Presupuestalmente, los estados dependen, en su abrumadora mayoría, de las participaciones y programas federales dejando poco o nulo margen de acción para los programas estatales y las políticas públicas locales. La actitud comodina de los gobiernos y municipios es sumamente entendible. El costo político en este esquema es siempre trasladable a la federación mientras que los logros y casos de éxito, dada la percepción de localidad, es siempre compartida con el nivel de gobierno que mejor sepa sacar provecho político.
En México las cosas funcionan, como muchas otras, al revés. Habría que cuestionarse si los legisladores locales que no están aún conscientes de esta oportunidad para las entidades federativas estarían dispuestos a dar una pelea con la federación por un mayor protagonismo.
Sería interesante plantearnos las consecuencias de que los estados desconocieran el pacto fiscal. Me resultaría de sumo interés que algunos estados exigieran el fin de la intervención de las fuerzas armadas o de las fuerzas policiacas federales en sus soberanos territorios simplemente por el debate que esto conlleva.
¿No funciona en Aguascalientes el argumento de recaudar sus propios impuestos para gastarlos soberanamente? ¿Sería una buena propuesta de campaña sostener que se cambiarían las políticas de la federación en materia de seguridad o en la guerra contra las drogas? ¿Cúal es el estado de la soberanía de la entidad? ¿Podría tener mejores o más servicios públicos si la entidad no depende presupuestariamente de la federación?
No es un disparate ni un despropósito considerar estas preguntas.
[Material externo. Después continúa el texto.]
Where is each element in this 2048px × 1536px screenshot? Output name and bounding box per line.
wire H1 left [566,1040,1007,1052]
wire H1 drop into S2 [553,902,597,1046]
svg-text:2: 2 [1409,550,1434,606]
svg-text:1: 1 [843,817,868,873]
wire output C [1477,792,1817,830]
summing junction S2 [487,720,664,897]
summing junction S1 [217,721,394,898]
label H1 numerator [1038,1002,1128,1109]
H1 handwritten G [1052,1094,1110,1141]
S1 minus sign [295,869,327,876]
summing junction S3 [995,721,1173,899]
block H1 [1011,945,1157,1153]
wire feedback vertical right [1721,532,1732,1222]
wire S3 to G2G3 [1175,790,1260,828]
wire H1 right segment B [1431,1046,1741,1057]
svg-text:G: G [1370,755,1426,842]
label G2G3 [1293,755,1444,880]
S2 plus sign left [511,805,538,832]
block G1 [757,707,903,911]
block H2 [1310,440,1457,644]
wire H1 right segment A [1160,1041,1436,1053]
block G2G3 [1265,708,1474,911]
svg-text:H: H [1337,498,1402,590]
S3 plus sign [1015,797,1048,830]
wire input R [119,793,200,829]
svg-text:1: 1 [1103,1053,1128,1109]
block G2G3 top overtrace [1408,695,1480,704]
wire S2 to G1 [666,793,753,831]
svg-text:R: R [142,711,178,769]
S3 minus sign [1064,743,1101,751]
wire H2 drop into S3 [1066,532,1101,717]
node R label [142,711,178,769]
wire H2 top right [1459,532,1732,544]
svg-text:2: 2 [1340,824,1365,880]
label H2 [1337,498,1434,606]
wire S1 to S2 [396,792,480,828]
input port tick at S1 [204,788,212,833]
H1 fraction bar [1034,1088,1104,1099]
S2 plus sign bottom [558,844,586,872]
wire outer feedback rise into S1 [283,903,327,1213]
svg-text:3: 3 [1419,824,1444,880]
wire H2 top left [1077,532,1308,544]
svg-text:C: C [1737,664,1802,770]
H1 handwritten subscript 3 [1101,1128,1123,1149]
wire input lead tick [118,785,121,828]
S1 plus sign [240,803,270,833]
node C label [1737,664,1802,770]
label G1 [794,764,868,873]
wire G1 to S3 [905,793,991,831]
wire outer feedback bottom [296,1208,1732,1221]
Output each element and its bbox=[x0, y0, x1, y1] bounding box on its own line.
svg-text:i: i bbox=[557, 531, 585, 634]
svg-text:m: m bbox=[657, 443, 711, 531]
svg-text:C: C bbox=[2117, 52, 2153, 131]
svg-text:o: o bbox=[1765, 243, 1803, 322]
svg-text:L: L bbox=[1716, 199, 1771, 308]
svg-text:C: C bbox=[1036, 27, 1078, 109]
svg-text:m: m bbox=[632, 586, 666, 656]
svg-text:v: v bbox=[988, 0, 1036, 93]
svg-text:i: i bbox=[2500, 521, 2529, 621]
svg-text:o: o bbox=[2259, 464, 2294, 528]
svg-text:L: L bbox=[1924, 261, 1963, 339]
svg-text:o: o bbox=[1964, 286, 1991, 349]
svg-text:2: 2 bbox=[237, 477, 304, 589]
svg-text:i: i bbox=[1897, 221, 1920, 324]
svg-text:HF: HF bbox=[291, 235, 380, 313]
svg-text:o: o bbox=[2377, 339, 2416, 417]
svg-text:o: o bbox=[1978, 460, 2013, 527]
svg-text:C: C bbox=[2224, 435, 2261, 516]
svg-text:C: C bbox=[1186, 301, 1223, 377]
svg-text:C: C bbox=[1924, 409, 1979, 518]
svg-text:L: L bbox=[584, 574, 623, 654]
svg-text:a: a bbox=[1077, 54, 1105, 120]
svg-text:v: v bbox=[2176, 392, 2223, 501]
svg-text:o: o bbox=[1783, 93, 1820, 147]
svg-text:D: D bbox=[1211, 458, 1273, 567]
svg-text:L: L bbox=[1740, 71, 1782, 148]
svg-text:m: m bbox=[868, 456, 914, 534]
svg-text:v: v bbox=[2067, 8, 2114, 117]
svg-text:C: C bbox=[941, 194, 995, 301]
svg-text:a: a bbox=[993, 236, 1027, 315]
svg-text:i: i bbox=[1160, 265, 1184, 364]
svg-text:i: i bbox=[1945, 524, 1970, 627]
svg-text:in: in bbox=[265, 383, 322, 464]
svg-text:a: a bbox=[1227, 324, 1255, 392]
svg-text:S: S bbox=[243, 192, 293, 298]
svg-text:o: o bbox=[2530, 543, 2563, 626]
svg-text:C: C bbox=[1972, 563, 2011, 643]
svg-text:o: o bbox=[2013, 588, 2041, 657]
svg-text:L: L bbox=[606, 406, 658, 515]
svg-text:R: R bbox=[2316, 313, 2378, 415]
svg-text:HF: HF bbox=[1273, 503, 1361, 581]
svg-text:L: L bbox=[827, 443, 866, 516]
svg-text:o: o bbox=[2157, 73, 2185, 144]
En todo caso, el simple hecho de debatir y deliberar al respecto representaría un gran paso adelante. Es indispensable para el desarrollo equitativo del país que mejoren nuestras discusiones públicas y a mi parecer habría que empezar por tenerlas en toda la república.
Creo que se tiene que acercar la política a la gente a fin de mejorar la rendición de cuentas. Un ciudadano apático es el reflejo de una ciudadanía que siente la política como una cosa lejana y que permite la impunidad y los excesos. El civismo y la participación pública, a mi parecer, no van a florecer en un contexto donde las decisiones fundamentales se toman tan lejos de la mayoría. Por eso creo que resulta indispensable rescatar la política local, y por local me refiero a casi todo el país, de un federalismo ramplón que asfixia la diversidad.